Slowly Into The Waltz
Salome smiles often even today, as she sits in her South Mumbai house, surrounded by art and memories. There are antiques, books, a grand piano with little dancing figurines. There are chaises, Chinese and Japanese influences. Sepia photographs.

Evidence of happy family life. Of the past and present, moving in unbroken rhythm. In 1974, she married Roy Kapur, whom she met in 1968 in Kashmir where he was stationed with the army, when she went to perform. She "hibernated" for two years after her first son was born. And then life fell back into the rhythm it follows even today. She still choreographs and organises shows, teaches modelling and grooming as part of a personality development course, and plans to start her dance classes for children again soon.

She has done 'Fiddler On The Roof' and 'A Christmas Carol' with G D Somani School, Mumbai, and 'Starlight Express' with Delhi Public School. Choreographed for the Alyque Padamsee productions of 'Jesus Christ Superstar' and 'Man Of La Mancha'; had actors making all the right moves in films like 'Bobby', 'Kasauti and 'Umang'. She follows in her father's footsteps with the dance classes she used to assist him with, sharing with others the sheer joy of moving in rhythm with the music. She personally teaches each of the three-month courses, assisted by loyal senior students.

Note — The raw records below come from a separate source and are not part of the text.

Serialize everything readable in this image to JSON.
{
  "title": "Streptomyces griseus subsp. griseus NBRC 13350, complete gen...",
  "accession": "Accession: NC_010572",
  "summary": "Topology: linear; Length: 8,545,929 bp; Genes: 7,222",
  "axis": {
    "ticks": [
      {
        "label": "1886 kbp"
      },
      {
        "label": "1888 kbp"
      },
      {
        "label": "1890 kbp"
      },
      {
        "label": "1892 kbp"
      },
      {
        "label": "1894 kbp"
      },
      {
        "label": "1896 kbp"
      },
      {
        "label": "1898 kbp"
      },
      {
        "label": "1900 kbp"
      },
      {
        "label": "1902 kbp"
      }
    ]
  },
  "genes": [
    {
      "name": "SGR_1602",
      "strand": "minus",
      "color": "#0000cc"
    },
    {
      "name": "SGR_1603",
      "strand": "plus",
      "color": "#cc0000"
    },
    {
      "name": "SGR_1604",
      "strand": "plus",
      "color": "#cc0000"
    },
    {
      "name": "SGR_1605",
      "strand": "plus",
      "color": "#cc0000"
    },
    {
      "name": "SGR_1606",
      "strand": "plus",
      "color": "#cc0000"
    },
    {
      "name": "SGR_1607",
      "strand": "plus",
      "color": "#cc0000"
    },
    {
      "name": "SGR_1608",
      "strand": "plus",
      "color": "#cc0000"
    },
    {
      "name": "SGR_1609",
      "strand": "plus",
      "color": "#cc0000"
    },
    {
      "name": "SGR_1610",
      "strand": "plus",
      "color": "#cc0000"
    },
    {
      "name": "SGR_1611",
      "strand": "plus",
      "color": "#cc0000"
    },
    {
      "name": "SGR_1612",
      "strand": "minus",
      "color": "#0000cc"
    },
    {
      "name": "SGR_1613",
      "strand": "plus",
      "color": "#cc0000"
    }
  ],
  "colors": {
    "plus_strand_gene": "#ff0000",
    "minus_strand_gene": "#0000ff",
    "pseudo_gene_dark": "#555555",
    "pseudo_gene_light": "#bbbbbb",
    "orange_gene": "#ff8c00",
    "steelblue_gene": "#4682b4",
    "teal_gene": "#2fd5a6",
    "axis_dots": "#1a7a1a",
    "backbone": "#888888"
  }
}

Her brothers, now in Australia, remain her favourite partners. The men and women she steers around the dance floor today are a varied bunch. They range in years from the five-year-olds in her children's class to the retired schoolteacher who enrolled to fulfil a long-cherished dream. As the music on the hi-fi system goes through its set numbers, watching faces and body language is a lesson in hope. These are men and women who are finding their steps in life in the movements of dance, led by Salome's fancy footwork, guided by her sure arm.

Tap-Dancing
Cocooned in the love of three sons (and a very beloved daughter-in-law), a supportive husband, and a Dalmatian on whom her friendliness has obviously rubbed off, Salome lives a life that hovers slightly above the floor she steps so lightly on. It involves taking something from different faiths, sticking her tongue out at the sun, singing on the streets at dawn on Sundays with the Satya Sai 'nagar sangeet' group, being involved in the crusade against plastic bags with her Earthwise organisation, going door-to-door to urge people to vote and balancing her life with urine therapy and 'maT.Tn vrat' (silence) for an hour each morning for the last nine years.

At 52, her face is as if carved of unblemished porcelain, her steps are as lively as they were when she was a girl growing up as heiress to an art so elegant and agile. The only thing ordinary about her is her simplicity. She has been a model and a beauty contestant. She is still a choreographer, a grooming consultant, and a teacher of dance. She is also a wife, mother, friend. "My party number when I was young was 'Que Sera Sera'," Salome reveals. "And it forms my philosophy for life what will be, will be." Salome Roy Kapur obviously leaves the floor plan to a higher power.